A minha vivência no campo específico dos museus teve início de uma forma menos convencional, em meados da década de 1970, como artista plástico agindo nos limites da Arte Conceitual. A arte pensada como uma intervenção num espaço institucional específico, em particular o museu, esse lugar privilegiado para a produção, reprodução e divulgação do conhecimento. Para exposição e acondicionamento de um acervo. Conhecer seus mecanismos e sua arquitetura era requisito indispensável para o artista que buscava um olhar complexo, um olhar crítico do todo, uma relação e articulação mais profícua, entre diversos saberes que repercutiam na produção e na leitura da obra de arte.

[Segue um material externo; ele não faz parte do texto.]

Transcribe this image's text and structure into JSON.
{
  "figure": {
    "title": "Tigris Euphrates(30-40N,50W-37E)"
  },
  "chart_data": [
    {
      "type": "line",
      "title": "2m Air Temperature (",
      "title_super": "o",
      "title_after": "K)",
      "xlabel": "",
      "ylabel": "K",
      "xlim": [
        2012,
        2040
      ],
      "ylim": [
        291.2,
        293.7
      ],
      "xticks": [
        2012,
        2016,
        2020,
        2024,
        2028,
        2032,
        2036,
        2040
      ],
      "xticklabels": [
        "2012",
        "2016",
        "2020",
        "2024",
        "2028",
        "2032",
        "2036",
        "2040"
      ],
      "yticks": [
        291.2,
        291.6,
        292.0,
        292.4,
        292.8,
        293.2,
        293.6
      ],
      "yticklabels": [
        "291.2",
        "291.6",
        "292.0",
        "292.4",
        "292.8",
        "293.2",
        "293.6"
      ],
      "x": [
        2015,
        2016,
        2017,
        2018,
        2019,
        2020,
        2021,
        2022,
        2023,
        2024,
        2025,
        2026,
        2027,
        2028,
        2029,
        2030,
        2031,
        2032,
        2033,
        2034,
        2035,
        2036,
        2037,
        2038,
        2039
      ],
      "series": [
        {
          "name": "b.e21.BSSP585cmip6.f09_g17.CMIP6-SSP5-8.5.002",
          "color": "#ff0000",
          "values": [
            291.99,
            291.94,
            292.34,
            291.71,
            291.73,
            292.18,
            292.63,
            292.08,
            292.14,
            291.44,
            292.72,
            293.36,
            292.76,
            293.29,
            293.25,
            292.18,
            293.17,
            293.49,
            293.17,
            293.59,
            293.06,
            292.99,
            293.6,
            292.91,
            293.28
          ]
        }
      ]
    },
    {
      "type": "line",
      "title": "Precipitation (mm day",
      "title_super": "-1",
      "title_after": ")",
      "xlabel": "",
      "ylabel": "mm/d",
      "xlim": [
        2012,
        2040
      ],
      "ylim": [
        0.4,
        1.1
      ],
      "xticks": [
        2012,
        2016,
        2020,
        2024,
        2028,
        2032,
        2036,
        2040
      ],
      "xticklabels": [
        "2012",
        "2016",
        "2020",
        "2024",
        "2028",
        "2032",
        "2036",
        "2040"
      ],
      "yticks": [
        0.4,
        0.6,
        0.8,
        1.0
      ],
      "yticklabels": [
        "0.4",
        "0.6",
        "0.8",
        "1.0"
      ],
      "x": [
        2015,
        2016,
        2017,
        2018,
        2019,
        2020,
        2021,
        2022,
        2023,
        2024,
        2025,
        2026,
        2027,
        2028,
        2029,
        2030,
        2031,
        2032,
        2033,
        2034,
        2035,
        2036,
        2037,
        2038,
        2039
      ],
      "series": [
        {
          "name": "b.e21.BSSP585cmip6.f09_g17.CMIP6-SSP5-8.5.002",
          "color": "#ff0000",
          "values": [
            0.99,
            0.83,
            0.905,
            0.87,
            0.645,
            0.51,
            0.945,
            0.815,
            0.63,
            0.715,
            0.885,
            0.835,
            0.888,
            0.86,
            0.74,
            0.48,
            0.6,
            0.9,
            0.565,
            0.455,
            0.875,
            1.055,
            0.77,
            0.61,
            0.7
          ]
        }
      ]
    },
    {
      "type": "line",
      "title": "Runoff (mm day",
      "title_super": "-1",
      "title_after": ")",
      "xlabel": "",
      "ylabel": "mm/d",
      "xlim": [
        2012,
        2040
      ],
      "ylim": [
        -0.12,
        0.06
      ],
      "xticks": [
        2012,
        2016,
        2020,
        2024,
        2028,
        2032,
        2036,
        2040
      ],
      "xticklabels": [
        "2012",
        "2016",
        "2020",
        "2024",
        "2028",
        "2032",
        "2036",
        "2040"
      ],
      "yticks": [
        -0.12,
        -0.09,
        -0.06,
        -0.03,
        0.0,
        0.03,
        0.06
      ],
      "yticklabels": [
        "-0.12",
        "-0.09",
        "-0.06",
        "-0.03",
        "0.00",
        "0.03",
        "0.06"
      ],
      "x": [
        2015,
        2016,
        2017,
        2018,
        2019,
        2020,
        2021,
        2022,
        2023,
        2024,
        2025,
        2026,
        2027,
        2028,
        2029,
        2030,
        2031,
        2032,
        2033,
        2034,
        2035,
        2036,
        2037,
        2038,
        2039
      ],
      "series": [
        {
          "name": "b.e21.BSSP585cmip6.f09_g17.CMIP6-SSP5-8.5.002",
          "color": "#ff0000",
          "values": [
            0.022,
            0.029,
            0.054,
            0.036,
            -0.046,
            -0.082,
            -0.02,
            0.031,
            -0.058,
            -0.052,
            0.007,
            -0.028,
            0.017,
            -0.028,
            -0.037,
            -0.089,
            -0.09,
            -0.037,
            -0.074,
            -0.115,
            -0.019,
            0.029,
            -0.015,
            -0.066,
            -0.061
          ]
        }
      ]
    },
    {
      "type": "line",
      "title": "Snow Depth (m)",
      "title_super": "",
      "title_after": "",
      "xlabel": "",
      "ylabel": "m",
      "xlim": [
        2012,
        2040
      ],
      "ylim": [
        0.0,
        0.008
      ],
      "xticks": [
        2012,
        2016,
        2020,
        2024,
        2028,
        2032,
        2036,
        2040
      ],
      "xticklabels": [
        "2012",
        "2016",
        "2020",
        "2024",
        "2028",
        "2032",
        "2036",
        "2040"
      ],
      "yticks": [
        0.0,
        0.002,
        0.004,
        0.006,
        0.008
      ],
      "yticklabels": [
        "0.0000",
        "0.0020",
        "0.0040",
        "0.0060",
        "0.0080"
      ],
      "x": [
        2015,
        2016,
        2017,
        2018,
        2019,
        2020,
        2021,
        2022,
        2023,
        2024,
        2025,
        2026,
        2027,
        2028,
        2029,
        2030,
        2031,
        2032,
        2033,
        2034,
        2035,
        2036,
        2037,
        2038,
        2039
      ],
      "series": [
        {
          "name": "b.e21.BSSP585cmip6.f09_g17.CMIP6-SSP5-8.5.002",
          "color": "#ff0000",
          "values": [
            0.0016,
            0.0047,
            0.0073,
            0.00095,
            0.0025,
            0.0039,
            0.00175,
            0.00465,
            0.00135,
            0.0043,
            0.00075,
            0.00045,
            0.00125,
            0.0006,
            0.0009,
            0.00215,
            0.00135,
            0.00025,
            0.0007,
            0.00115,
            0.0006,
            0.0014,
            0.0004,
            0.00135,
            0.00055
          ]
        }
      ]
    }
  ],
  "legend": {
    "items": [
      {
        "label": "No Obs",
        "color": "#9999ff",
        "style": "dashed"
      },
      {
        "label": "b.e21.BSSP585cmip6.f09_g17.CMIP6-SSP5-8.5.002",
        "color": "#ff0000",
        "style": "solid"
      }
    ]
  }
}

Romper com os conceitos tradicionais da arte era uma preocupação do artista que se posicionava como um guerrilheiro no circuito de arte:
“O que me interessa em arte é criar linguagens ou propor novos sistemas de codificação. A linguagem nunca foi fixa, está sempre em mudança, quando a tecnologia avança surgem novas linguagens, novas formas de arte, novas atitudes, novos comportamentos” (Almandrade – 1975)
“No mundo dos signos o artista é um operário ou guerrilheiro da linguagem armado com a teoria da informação e a semiótica, a todo o momento ele está preparado para lutar contra as linguagens acadêmicas propondo novas codificações e envolvendo o público no processo criativo” (Almandrade – 1976)
Instituição paradigmática para a arte contemporânea, conhecer seu espaço físico e a ideologia que a envolve era uma necessidade do artista experimental. Realizei algumas exposições que tinham entre os seus objetivos discutir o museu: O Sacrifício do Sentido, no Museu de Arte Moderna da Bahia, em 1980, a primeira exposição individual de arte contemporânea na Bahia e a instalação “Público/Privado”, montada no Museu de Arte Moderna da Bahia e no Museu de Arte moderna do Rio de Janeiro, em 1982.
As dificuldades eram muitas, fui recusado nos salões locais por fazer uma opção pelo “contemporâneo”. A exposição do “O Sacrifício do Sentido” não foi bem vista pela crítica provinciana e pelo público baiano. Paguei caro. Hoje a coisa está inversa, a arte contemporânea está em todos os lugares, se exige muito pouco do artista. O que mais interessa é o turismo e o lazer, estimular o consumo disponibilizando produtos com prazos de validade, para acelerar o vetor da economia.
Nesse contexto, as iniciativas dos museus dependem do tráfego de influência e da inteligência de quem está à frente da instituição. Entre a burocracia excludente dos editais, as leis de incentivo e a superioridade do mercado, os museus encontram-se sem os recursos necessários para realizar seus projetos e manter uma programação livre de pressões externas que comprometem seus compromissos culturais. Depois da censura, da repressão, do “milagre econômico”, a indústria cultural e de entretenimento ocupa o centro da decisão.
Há urgência por parte do mercado de uma demanda de novidades que resultam em mostrar o que ainda não nasceu. Para o artista consciente do seu papel, o museu é uma oportunidade de mostrar de maneira crítica uma produção de arte e contribuir para a formação e a informação do circuito artístico. Por isso mesmo ele deve opinar na sua política cultural, não só expor, pensar, discutir e participar da produção curatorial.
Pensar sobre a natureza do museu de arte e o trabalho do artista é um desafio da prática museológica, principalmente com a desmaterialização do objeto de arte que implica em transformações e atualizações na forma de mostrar, documentar e armazenar. Há uma dependência recíproca entre museu e artista. O lugar onde está o suposto objeto de arte imprime uma marca ou explicita leituras. A instituição museológica com sua dimensão reflexiva tem o papel legitimador e mediador.